A Tale of Two Sheds
Graduating Project: Nicholas Stathopoulos
Supervisor: Anna Johnson
Winner Leon van Schaik Medal
In Search of a Suburban Domain is a hypothesis on an evolving social crisis in Melbourne’s middle and outer suburbs.
Melbourne’s suburbs continue to be labelled as a place of ‘soulless beings’, a product of spatial polarization that is recasting the landscape of our city. This major project aims at removing this label by bringing the event to the suburbs and providing families and individuals with an architecture that is symbolic, active and representational of a new beginning.
The project is set in 2031 and the current urban growth boundary has been revised and placed within a 30km radius of the city in order to restrict development and absorb a forecasted population increase of 49000 people beyond South Morang. In doing so, we have been forced to re-think unconventional sites for living and increase density to support and seed public activity that is currently minimal, scattered and ad hoc within the middle and outer suburban rings.
In order to successfully form public domain, a new infrastructural system has been put in place that merges both housing, rail and public space to invert our inhabitation trends, unify the suburbia and eliminate the continuing trends of division and displacement.
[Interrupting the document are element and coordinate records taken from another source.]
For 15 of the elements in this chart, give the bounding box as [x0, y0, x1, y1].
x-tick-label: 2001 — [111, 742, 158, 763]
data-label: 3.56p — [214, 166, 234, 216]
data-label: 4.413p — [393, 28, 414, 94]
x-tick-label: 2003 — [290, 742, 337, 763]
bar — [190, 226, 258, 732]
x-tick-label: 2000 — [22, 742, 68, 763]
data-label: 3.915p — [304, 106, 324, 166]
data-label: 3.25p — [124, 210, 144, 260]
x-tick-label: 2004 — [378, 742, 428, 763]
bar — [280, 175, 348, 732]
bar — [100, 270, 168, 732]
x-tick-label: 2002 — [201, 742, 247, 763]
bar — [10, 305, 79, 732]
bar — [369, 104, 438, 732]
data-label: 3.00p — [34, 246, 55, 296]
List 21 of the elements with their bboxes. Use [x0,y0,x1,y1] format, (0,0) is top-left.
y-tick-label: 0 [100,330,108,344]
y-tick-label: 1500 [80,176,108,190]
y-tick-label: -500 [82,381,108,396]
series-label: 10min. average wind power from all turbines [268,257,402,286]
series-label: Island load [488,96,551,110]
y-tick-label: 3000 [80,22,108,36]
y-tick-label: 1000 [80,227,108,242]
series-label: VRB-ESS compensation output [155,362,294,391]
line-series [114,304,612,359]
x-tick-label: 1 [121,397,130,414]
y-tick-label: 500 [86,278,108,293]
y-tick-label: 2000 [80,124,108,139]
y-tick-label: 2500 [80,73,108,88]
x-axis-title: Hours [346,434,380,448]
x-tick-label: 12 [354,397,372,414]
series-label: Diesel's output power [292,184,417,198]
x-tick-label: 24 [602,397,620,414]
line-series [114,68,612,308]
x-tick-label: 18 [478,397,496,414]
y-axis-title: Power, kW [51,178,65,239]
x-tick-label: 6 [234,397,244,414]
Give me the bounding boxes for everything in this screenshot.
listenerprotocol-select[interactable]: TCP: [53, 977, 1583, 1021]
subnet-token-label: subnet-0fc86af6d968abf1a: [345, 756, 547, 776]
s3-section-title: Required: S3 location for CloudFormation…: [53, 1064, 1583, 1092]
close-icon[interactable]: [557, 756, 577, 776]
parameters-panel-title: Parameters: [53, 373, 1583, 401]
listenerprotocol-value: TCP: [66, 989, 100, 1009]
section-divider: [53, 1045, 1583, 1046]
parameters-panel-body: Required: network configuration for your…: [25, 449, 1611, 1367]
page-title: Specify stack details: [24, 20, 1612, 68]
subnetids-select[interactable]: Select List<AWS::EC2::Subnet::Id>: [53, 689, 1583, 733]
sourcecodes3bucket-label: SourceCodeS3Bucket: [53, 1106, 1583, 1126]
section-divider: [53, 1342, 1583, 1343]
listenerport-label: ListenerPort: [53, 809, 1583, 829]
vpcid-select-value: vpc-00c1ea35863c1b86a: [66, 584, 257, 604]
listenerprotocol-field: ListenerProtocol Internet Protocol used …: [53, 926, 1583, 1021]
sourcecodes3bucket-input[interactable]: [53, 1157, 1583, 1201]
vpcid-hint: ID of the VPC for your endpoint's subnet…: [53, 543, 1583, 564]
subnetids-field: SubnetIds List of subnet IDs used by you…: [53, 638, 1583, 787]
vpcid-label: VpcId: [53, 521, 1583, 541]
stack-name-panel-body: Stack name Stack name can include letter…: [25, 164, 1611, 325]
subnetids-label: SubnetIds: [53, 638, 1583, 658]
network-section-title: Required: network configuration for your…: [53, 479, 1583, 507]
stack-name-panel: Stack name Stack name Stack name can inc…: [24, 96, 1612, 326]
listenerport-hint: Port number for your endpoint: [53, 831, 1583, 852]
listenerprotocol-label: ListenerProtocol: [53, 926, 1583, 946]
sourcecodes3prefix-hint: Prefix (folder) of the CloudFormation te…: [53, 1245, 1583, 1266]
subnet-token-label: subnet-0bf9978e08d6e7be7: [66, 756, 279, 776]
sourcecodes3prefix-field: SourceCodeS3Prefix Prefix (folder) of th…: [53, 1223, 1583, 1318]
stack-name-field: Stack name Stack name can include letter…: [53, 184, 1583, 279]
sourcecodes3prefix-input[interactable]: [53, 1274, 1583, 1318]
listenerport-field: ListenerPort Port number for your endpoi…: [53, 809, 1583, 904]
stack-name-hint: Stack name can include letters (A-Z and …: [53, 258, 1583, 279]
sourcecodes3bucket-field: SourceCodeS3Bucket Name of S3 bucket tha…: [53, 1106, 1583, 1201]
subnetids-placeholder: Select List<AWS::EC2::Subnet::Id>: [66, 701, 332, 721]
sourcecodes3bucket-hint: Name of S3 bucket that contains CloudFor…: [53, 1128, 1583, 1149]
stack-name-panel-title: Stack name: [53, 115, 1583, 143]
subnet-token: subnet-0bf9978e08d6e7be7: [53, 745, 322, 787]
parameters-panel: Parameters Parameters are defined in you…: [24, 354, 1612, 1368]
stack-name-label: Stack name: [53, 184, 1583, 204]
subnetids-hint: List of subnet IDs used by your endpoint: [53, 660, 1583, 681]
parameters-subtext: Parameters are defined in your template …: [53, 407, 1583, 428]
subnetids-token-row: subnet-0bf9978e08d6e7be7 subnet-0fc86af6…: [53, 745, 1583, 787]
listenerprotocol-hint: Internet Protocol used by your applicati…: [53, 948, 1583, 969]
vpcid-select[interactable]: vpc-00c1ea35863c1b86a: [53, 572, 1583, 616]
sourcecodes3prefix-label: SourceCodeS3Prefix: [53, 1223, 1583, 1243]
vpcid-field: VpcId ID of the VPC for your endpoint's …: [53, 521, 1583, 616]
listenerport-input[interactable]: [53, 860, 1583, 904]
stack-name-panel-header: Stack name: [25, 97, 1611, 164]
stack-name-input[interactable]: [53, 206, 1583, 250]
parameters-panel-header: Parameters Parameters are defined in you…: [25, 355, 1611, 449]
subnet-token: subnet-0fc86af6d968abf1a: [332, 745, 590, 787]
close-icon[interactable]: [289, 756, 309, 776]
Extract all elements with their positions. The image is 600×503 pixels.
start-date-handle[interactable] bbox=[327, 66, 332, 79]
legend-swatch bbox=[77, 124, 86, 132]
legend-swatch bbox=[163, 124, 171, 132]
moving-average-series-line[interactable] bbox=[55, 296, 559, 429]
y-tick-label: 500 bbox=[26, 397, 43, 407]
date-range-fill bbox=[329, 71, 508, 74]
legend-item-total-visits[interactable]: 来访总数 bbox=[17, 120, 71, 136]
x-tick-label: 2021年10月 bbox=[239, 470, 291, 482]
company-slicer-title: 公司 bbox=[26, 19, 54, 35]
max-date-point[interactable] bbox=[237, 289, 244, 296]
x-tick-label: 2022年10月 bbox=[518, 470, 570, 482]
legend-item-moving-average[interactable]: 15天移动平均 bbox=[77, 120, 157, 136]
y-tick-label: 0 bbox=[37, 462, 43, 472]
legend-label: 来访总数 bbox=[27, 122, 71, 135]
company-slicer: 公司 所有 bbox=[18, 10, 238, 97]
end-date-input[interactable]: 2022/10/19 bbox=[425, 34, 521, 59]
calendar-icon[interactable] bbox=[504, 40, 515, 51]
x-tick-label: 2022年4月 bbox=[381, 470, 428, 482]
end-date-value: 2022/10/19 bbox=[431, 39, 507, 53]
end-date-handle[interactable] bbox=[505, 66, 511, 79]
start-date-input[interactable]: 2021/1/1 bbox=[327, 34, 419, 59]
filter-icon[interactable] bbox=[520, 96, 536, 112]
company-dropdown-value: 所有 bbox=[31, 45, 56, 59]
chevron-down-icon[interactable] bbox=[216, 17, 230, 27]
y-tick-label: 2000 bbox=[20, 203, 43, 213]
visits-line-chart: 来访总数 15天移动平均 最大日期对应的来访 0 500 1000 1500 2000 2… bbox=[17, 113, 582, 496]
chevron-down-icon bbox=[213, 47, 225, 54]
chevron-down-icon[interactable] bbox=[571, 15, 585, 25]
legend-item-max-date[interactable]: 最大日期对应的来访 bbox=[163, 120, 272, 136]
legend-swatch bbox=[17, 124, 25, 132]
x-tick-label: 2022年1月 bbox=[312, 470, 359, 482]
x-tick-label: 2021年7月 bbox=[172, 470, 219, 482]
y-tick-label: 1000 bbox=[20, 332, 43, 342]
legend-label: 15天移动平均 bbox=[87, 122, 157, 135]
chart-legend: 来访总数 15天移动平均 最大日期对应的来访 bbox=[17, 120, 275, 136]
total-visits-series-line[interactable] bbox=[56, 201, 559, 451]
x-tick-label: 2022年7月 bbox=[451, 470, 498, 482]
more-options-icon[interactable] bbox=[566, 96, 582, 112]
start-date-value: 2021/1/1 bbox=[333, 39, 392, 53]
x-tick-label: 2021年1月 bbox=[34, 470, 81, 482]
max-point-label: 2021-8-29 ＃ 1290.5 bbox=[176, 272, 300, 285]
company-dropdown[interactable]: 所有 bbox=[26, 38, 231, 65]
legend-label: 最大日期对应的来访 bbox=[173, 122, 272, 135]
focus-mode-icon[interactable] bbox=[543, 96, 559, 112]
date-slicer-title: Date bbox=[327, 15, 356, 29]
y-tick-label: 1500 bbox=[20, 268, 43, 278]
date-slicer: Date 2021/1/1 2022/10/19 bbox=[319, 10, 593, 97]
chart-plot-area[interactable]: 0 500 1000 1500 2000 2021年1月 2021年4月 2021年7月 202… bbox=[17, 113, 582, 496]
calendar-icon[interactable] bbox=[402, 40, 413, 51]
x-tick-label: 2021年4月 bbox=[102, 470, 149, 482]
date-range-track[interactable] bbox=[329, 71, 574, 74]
The proposal is intended to act as a catalyst that injects itself into an existing town centre and amplifies public activity through large scale entertainment and sports, as a way to intensify, bring together and restart the suburbs. This architecture takes form of a stadium that amplifies and celebrates an existing sporting culture, and becomes fractured, inverted and manipulated to establish new relationships with its context.
The intent of this major project is to rethink infrastructure, scale and suburbs to facilitate a public space that allows the suburban dweller to experience essential social and physical interaction and be exposed to an active lifestyle that can create a sense of self-worth and belonging in a collective society.